There is no substitute for open discussion amongst all members of a farming family to get straight intentions and plans for who will own and deal with farm assets when the head of the family dies.
James Spreckley, partner at law firm Lodders and head of its specialist team for the Rural Sector, explains.
There are plenty of legal cases which evidence the pitfalls and risks that come from farming families not communicating and recording clearly their intentions about how and by whom farm assets are owned or dealt with on death.
Establishing a succession plan, and the use of a well-drawn up partnership agreement, can really help head-off these sorts of disputes, help secure tax benefits and, most importantly, keep the farming assets together.
A recent case in particular highlights this.
Case study example: Why succession planning is key
This involved two generations of the same family and arguments about the farm property.
The farm was owned ‘on paper’ by the father, and after his death, a dispute arose, involving his two sons and their mother, which reached the High Court.
The farm had been run as a family farming partnership at different times involving the father and his wife and their sons. On the father’s death, he had left the farm to his widow, but when one of the sons/brothers sought to dissolve the farm partnership, the question arose as to whether the farmland, farmhouse and a bungalow were part of the partnership assets.
Had they been, then these would have been shared between the partners rather than belonging to the widow. There had been a farming partnership through which the farming business had been run, but which was being dissolved by agreement when the father had died.
The dispute concerned whether the farm, farmhouse and bungalow were assets of the farming partnership, as argued by one of the brothers, which if successful, would have entitled him and the other brother to a share of those assets.
As there was no written partnership agreement to clearly record what was or wasn’t in the partnership, the Court had to look at the evidence of the father’s intentions when he first went into partnership, initially with the older son in 1978, when he was 16 at the time.
Although the property was referred to in the partnership accounts, the family could not agree whether it was an asset, and with the father having died and his wife being very unwell, there was little personal evidence of what had been intended at the time. Not being a partnership asset was significant, as essentially it meant the farm and other properties formed part of the father’s estate and could be left under the terms of his will.

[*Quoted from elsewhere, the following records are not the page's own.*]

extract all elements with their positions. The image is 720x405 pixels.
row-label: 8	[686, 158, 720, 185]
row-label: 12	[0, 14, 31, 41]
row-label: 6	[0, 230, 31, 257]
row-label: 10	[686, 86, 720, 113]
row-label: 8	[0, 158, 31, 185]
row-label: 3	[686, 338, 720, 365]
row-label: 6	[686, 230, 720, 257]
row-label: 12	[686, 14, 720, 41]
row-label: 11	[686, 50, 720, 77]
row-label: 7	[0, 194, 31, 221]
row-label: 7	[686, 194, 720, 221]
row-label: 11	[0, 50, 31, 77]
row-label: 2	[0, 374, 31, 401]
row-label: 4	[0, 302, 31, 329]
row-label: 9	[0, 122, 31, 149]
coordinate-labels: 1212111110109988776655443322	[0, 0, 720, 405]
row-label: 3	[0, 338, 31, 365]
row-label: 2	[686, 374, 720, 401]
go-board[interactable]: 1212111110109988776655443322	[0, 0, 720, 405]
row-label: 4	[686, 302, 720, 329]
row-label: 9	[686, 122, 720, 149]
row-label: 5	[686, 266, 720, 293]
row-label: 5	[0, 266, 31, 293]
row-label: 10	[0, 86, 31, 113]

There are often good reasons why landowners will want property to be a partnership asset. It could be to ensure it is clearly business property and therefore more likely to be eligible for business property relief and in turn, to reduce potential liability to inheritance tax. Or it could be to provide stability for the farming business on the death of the property owning partner if the remaining partners have a right, in effect, to buy the assets from the estate, sometimes paying for it over a number of years.
The flip side of this, though, is that by making a property a partnership asset, the owner of the land loses the ability to deal with it as they see fit and, in particular, to leave it under the terms of their will, since they will in effect be holding it on trust for the partners.
High Court ruling
In this case, the High Court ruled that the mention of the property in the farm accounts was insufficient to demonstrate a clear intention by the late father that it should be a partnership asset. The Court made the point that property can only become partnership property by agreement between the partners, rather than by one partner merely deciding it should. In 1978, when the partnership commenced, the elder son was only 16, and the Court felt that it was unlikely his father would have intended to lose control of the farm at that stage.
As such, and as the Court highlighted, on the father’s death, the property passed under his will to his widow to whom it then belonged, so, on dissolution, whilst other business assets were to be shared by the partners, the property was not.